Quase defronte à entrada principal da Faculdade, um contraste a esse sentimento captado no seu interior, encontra-se a irreverente escultura do sueco William Zadig, “Idílio” ou “O beijo eterno”, na qual amantes nus, representando um francês e uma índia se enlaçam num ósculo vibrante e sensual. Fora uma homenagem do Centro Acadêmico XI de Agosto a Olavo Bilac que falecera em 1918. Essa escultura foi instalada em locais diferentes de São Paulo, sempre removida porque considerada uma “imoralidade”. Permaneceu, por tal censura absurda, adormecida por muito tempo em depósitos da Prefeitura até que, por injunção dos estudantes da própria Faculdade, foi ela instalada no Largo de São Francisco e lá permanece firme, uma homenagem ao amor e à poesia sensual de Olavo Bilac.

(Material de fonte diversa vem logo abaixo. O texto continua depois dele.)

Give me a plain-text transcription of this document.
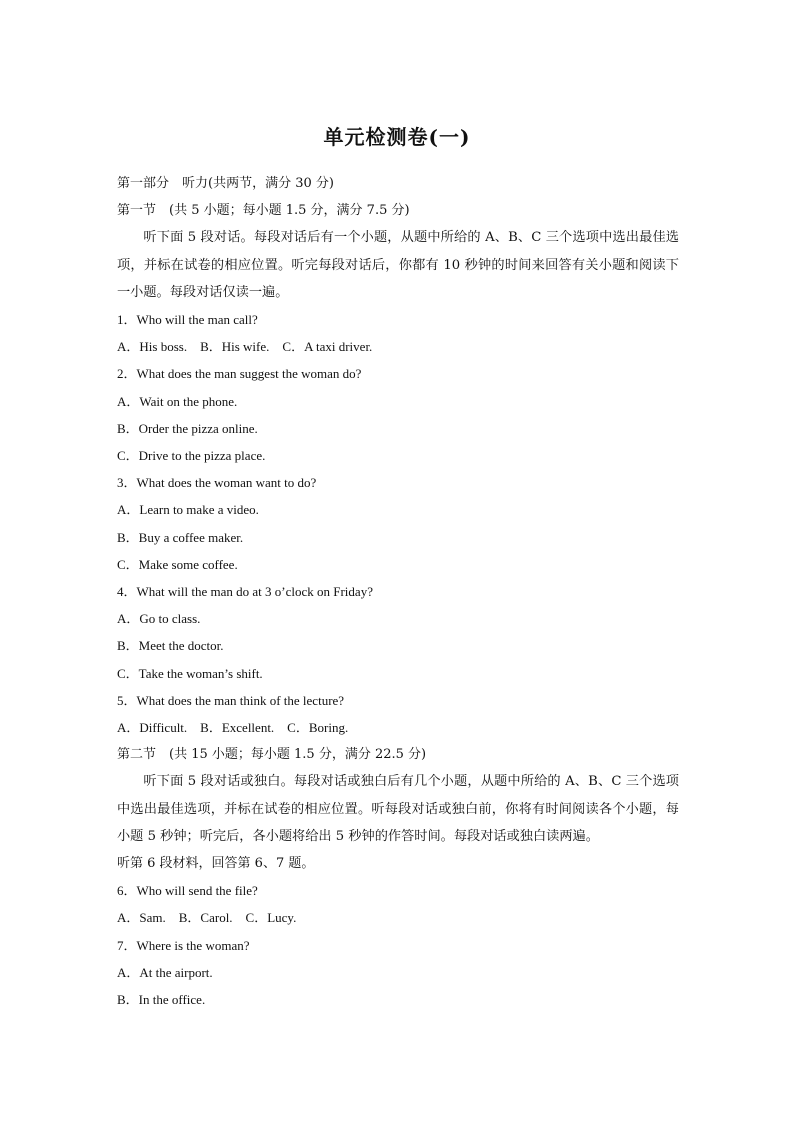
单元检测卷(一)
第一部分　听力(共两节，满分 30 分)
第一节　(共 5 小题；每小题 1.5 分，满分 7.5 分)
听下面 5 段对话。每段对话后有一个小题，从题中所给的 A、B、C 三个选项中选出最佳选项，并标在试卷的相应位置。听完每段对话后，你都有 10 秒钟的时间来回答有关小题和阅读下一小题。每段对话仅读一遍。
1．Who will the man call?
A．His boss.　B．His wife.　C．A taxi driver.
2．What does the man suggest the woman do?
A．Wait on the phone.
B．Order the pizza online.
C．Drive to the pizza place.
3．What does the woman want to do?
A．Learn to make a video.
B．Buy a coffee maker.
C．Make some coffee.
4．What will the man do at 3 o’clock on Friday?
A．Go to class.
B．Meet the doctor.
C．Take the woman’s shift.
5．What does the man think of the lecture?
A．Difficult.　B．Excellent.　C．Boring.
第二节　(共 15 小题；每小题 1.5 分，满分 22.5 分)
听下面 5 段对话或独白。每段对话或独白后有几个小题，从题中所给的 A、B、C 三个选项中选出最佳选项，并标在试卷的相应位置。听每段对话或独白前，你将有时间阅读各个小题，每小题 5 秒钟；听完后，各小题将给出 5 秒钟的作答时间。每段对话或独白读两遍。
听第 6 段材料，回答第 6、7 题。
6．Who will send the file?
A．Sam.　B．Carol.　C．Lucy.
7．Where is the woman?
A．At the airport.
B．In the office.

O “Beijo eterno” do poeta tem esta estrofe final:

Quero um beijo sem fim,
Que dure a vida inteira e aplaque o meu desejo!
Ferve-me o sangue: acalma-o com teu beijo!
Beija-me assim!
O ouvido fecha ao rumor
Do mundo, e beija-me, querida!
Vive só para mim, só para a minha vida,
Só para o meu amor!


Afasto-me do “Beijo eterno”, a escultura que encontrou a sua “liberdade”, atravesso o Largo e saio pela rua Líbero Badaró nos rumos do Largo de São Bento.
Penso nessa figura polêmica que deu nome à rua: Líbero Badaró.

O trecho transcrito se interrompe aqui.